From what I understand ZFS will never be supported for RHEL (and that's mostly what I work with) so I'm hoping for the best with BTRFS.

notimetorelax · on March 29, 2013

Reading about ZFS on Wikipedia and here [1] I see that there is a procedure called scrubbing. From [1]: "ZFS provides a mechanism to perform routine checking of all inconsistencies. This functionality, known as scrubbing, is commonly used in memory and other systems as a method of detecting and preventing errors before they result in hardware or software failure."

So I guess "alias fsck='zpool scrub tank'" would quail everyone's concerns.

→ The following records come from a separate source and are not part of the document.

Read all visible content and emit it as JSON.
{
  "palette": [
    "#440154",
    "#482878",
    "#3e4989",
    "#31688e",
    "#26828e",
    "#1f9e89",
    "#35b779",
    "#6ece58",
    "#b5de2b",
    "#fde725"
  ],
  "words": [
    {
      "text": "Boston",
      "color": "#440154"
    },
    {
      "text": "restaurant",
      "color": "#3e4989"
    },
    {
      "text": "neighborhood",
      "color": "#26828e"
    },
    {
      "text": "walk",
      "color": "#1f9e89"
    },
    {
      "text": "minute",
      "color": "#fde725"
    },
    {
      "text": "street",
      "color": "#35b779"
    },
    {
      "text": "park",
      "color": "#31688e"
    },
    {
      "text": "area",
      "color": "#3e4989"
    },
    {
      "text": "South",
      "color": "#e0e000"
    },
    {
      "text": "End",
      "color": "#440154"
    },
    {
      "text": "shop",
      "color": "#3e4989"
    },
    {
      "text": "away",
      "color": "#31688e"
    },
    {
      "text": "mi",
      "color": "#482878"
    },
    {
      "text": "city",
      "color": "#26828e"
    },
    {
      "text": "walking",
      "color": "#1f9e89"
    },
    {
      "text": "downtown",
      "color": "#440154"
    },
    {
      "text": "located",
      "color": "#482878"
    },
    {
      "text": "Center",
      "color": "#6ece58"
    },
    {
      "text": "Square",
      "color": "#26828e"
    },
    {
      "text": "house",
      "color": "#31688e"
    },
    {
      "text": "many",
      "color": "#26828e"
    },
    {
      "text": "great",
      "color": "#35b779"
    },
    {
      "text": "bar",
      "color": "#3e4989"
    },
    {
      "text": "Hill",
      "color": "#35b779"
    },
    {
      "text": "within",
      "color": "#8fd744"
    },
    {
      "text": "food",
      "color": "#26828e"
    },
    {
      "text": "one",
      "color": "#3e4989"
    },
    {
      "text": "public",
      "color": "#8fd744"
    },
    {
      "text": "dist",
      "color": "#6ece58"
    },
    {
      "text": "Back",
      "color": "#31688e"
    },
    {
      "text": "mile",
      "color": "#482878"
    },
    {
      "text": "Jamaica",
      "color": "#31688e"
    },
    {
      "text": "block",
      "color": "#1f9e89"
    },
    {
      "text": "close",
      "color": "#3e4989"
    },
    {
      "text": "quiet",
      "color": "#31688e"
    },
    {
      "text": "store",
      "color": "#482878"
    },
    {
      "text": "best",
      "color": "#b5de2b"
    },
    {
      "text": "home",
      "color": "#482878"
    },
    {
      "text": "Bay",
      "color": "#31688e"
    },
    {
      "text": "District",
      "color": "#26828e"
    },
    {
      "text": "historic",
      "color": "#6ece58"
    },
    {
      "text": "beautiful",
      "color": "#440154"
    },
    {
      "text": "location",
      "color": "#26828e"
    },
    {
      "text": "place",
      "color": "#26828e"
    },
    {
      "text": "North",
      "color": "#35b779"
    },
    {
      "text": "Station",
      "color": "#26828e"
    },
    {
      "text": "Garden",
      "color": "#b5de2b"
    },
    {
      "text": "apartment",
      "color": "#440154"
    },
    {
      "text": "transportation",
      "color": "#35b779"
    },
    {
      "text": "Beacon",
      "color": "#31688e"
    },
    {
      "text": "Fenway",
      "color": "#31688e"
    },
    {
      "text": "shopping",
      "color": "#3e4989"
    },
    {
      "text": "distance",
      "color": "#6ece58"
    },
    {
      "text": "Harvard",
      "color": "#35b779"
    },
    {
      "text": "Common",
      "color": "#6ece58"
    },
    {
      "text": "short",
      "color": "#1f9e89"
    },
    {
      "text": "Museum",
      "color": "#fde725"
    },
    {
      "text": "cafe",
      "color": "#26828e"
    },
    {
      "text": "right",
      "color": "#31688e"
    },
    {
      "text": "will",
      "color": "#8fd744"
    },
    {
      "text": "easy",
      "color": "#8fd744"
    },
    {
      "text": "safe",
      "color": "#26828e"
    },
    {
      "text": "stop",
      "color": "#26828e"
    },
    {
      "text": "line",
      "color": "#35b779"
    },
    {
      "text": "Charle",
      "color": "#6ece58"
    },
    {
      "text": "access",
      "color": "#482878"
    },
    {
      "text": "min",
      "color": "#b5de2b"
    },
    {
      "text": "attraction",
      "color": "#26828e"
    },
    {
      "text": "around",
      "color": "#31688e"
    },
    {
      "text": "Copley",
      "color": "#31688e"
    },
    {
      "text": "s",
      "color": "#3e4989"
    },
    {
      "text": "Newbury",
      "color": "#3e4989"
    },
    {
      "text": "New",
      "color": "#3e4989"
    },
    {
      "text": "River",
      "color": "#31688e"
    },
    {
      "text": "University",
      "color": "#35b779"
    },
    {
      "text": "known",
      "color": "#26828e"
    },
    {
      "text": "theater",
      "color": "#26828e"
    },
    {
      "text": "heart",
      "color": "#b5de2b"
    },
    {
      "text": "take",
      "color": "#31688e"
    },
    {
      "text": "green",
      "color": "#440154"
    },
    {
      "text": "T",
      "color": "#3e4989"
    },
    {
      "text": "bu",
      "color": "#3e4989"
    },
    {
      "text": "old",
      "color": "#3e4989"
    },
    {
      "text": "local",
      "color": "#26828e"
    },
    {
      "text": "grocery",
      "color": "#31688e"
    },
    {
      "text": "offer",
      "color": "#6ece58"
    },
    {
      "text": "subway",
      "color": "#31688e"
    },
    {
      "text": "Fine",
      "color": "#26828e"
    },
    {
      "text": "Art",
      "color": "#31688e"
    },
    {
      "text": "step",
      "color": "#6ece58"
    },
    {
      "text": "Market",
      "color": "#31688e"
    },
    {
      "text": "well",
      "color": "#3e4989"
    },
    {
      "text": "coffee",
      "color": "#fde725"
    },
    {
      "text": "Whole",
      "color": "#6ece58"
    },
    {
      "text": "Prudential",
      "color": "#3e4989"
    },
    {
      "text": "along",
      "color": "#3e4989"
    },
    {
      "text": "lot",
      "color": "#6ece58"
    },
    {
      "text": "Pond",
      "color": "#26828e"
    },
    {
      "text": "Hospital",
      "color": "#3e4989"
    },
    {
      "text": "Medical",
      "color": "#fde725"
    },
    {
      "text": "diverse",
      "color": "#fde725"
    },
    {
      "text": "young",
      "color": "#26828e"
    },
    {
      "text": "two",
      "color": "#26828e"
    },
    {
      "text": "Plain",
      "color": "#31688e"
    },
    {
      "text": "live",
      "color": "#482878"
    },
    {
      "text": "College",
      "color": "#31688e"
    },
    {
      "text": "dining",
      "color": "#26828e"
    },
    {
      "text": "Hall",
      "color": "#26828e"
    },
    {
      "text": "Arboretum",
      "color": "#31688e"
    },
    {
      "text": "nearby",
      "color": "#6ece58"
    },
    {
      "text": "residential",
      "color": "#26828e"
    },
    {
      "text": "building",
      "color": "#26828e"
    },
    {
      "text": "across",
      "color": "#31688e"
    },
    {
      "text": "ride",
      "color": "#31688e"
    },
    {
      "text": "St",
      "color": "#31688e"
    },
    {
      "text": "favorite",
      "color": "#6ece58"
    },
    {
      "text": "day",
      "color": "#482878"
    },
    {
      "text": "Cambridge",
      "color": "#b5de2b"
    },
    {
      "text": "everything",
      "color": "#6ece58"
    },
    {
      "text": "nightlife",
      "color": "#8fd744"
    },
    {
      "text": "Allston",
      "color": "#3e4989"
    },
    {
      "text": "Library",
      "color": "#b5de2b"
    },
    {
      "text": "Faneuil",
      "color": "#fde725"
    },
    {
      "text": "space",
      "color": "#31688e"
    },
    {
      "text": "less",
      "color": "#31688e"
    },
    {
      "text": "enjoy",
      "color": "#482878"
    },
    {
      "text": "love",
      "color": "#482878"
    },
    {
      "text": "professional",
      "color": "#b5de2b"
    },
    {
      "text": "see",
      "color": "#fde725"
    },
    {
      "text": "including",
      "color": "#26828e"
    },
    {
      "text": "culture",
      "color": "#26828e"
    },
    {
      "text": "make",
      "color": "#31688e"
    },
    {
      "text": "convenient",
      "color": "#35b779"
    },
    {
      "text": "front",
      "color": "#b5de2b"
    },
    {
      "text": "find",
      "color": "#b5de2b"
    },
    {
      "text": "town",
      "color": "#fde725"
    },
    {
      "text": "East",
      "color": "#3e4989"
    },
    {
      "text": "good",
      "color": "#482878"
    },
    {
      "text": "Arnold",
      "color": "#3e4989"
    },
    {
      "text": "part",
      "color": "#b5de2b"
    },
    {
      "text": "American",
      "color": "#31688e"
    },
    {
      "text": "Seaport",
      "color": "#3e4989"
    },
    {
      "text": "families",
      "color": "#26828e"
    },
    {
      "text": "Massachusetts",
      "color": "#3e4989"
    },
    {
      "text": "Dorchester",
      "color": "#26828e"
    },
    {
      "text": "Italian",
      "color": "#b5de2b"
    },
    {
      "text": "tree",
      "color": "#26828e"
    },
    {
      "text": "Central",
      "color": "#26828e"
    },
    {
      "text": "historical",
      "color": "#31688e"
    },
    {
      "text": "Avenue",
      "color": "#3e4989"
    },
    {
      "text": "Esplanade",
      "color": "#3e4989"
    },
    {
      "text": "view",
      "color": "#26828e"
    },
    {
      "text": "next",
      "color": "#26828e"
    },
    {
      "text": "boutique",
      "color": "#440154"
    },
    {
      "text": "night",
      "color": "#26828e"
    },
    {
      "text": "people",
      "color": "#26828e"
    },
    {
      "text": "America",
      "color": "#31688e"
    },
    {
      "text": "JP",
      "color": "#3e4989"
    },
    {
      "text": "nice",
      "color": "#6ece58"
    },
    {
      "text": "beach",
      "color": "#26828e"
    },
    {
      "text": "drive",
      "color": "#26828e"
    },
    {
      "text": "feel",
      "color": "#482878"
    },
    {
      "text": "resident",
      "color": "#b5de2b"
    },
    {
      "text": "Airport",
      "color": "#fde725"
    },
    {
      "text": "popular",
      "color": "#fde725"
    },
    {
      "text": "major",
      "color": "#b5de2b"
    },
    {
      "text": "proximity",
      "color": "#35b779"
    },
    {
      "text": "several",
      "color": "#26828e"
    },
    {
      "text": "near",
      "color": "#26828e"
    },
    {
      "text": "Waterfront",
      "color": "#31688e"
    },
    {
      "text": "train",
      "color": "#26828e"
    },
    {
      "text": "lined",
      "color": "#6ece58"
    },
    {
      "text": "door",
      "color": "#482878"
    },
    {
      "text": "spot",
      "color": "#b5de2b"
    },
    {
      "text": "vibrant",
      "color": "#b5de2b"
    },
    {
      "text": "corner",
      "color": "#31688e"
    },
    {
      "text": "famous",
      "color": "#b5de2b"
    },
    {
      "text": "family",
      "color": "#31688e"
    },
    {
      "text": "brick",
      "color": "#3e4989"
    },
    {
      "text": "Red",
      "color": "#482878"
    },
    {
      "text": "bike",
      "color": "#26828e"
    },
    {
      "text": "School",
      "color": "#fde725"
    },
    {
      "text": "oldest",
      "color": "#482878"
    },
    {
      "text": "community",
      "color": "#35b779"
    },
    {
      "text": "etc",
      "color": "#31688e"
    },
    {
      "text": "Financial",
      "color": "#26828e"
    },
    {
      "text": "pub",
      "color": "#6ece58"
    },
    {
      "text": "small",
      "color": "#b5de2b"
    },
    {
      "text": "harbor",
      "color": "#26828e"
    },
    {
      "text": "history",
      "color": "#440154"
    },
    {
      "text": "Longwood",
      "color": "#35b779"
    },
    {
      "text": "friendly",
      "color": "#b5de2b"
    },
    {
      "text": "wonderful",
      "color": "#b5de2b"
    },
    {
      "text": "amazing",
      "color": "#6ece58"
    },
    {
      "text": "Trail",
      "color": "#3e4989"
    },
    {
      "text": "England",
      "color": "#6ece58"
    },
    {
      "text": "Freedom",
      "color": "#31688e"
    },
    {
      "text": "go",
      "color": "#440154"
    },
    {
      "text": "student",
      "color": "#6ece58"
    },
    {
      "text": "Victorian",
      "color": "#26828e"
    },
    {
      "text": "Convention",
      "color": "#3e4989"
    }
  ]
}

[1] http://docs.oracle.com/cd/E19082-01/817-2271/gbbwa/

c0t0d0s0 · on March 29, 2013

Scrubbing is more like reading the block, calculate the checksum. It's the same as stored for the block (not at the block, important difference)? Nice. Not the same checksum. Go to the mirror and fetch the correct one, respectively use an algorithm to calculate the missing block from the raidz1/2/3 set and write it to the disk with the error.

notimetorelax · on March 29, 2013

I see. From the description it's quite obvious that ZFS handles most of the fault cases automatically. Still admins might want to force it to recheck all the blocks, this command achieves exactly that. Frankly I don't know what exactly fsck does and I guess it's different for every FS. For ZFS scrubbing seems to be an adequate alternative.

Hence if anyone asks you whether ZFS has fsck it's easier to say yes it does and it's called scrubbing.